Kahstoserakwathe Paulette Moore is an independent filmmaker, lecturer, artist and educator. Moore is Kanien'kehàka (Mohawk) and an enrolled member of Six Nations of the Grand River territory where she is based. Moore’s work focuses on restoring spiritual, physical and economic balance at the place where Indigenous ways of being meet our modern experience. Moore spent two decades based in Washington DC working as a director, producer and writer with Discovery Channel, National Geographic, PBS, ABC and other media outlets. In 2004 she began making independent, community-based films as Shenandoah University's filmmaker-in-residence in Winchester, Virginia. Her 2007 film Wit, Will and Walls documents the history of desegregation in the Shenandoah Valley and has been used extensively in the U.S. and abroad to facilitate dialogue about race.

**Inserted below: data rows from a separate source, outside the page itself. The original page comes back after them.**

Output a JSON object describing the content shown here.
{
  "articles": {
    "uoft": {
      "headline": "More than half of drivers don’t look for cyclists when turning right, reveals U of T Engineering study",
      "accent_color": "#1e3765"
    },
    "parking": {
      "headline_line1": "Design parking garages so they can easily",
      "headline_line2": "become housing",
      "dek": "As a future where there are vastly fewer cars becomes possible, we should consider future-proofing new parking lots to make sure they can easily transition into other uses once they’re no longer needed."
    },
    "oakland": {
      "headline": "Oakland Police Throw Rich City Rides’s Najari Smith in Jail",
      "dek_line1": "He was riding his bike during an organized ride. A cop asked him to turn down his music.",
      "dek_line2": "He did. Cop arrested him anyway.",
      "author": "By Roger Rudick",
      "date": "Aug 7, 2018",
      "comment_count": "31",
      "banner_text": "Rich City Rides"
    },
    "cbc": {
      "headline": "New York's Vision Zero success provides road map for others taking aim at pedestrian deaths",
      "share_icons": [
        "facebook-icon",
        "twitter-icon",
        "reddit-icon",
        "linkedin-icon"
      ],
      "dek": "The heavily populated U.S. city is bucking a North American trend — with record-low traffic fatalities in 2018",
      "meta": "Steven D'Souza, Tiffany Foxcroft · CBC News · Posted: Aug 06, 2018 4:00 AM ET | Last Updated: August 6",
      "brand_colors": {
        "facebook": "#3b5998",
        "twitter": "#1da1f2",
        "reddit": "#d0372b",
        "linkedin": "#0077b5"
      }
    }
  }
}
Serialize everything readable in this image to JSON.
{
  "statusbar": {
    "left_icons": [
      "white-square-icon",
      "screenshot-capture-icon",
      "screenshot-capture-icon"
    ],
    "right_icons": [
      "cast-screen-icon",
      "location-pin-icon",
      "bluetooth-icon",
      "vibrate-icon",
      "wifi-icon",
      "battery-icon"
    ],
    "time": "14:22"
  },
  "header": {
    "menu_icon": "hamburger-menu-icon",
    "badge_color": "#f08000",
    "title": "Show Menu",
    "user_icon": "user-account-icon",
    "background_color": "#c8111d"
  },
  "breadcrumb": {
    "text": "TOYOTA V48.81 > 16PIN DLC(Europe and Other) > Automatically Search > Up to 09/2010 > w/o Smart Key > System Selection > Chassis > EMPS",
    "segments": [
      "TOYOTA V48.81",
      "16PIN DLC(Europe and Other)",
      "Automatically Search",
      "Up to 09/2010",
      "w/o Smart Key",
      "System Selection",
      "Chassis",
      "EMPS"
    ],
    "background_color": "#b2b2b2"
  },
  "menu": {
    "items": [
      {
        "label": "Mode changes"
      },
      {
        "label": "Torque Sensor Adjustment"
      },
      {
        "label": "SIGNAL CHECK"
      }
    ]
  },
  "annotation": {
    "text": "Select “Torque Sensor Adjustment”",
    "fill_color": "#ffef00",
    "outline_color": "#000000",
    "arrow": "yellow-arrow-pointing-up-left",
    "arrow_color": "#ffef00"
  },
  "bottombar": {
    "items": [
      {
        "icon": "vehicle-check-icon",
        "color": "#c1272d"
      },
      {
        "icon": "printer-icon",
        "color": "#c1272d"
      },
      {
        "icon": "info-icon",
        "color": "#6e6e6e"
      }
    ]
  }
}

In 2009 Moore began work as an associate professor of media arts and conflict transformation at Eastern Mennonite University in Harrisonburg, VA. There, she collaborated with students to create To Wisconsin with Love: a film about Ojibwe resistance and envisioning in response to what would have been the world's largest open-pit taconite mine. In 2016 Moore created From Wisconsin with Love – a sequel to that film that focuses on the spiritual, economic, physical, and legal aspects of the act of harvest from the perspective of Ojibwe prophecy.
Moore recently completed Onkwawenna Kentsyohkwa - a two-year Kanien'keha (Mohawk) adult language immersion program at Six Nations and is an ACTFL intermediate high speaker. She is a PhD candidate (ABD) in Continental and Haudenosaunee philosophy at York University, Environmental and Urban Change Department . Other clients include: Free Speech TV, UNHCR the United Nations Refugee Agency, PBS, ABC, Japan’s NHK and other NGO and media outlets.
Tamara Louks is an arts management professional focused on community building and placemaking through cultural experiences. Louks supervised The Aunties Dandelion’s strategic plan framing the organization’s work to revitalize communities through stories of land, language, and relationships from an Indigenous perspective. She’s been instrumental in placing The Aunties Dandelion’s films, podcasts, and programming in festivals and community events globally including Native Spirit Festival UK (2023), Riddu Riđđu Festivàla (2023), imagineNATIVE Film and Media Festival (2021 and 2022), North Dakota Human Rights Film Festival (2022), Santa Fe Independent Film Festival (2021), Weengushk International Film Festival (2021), and others.
Louks advocates for arts and culture initiatives and resources in her home community of Cambridge and Waterloo Region, Ontario, and serves on the Waterloo Region Community Foundation Arts Grant Committee. As an independent consultant with work spanning municipal, corporate, academic, and non-profit sectors, Louks also provides services to artists and organizations in project management, partnership development, and grant writing and assessment. From 2018-2020, she led the feasibility study of a $15M co-working space and professional studios at Wilfrid Laurier University Brantford campus which included the City of Brantford and surrounding counties (Brant, Norfolk, Haldimand) and Six Nations of the Grand River, developing a professional podcast studio, Podcaster in Residence program, and community workshops. From 2011-2018, Louks was Executive Director of the Grand River Film Festival hosting an annual festival, short film competition, industry day, secondary school programs, as well as year-round screenings as part of the TIFF Film Circuit. She also served as Arts Coordinator for the Cambridge Centre for the Arts at the City of Cambridge leading a multi-disciplinary arts program, gallery, gift shop, and artist residency. Past work with other key players in her local culture sector include Idea Exchange, d3 Artworks, Cambridge Symphony Orchestra, and Kitchener-Waterloo Art Gallery.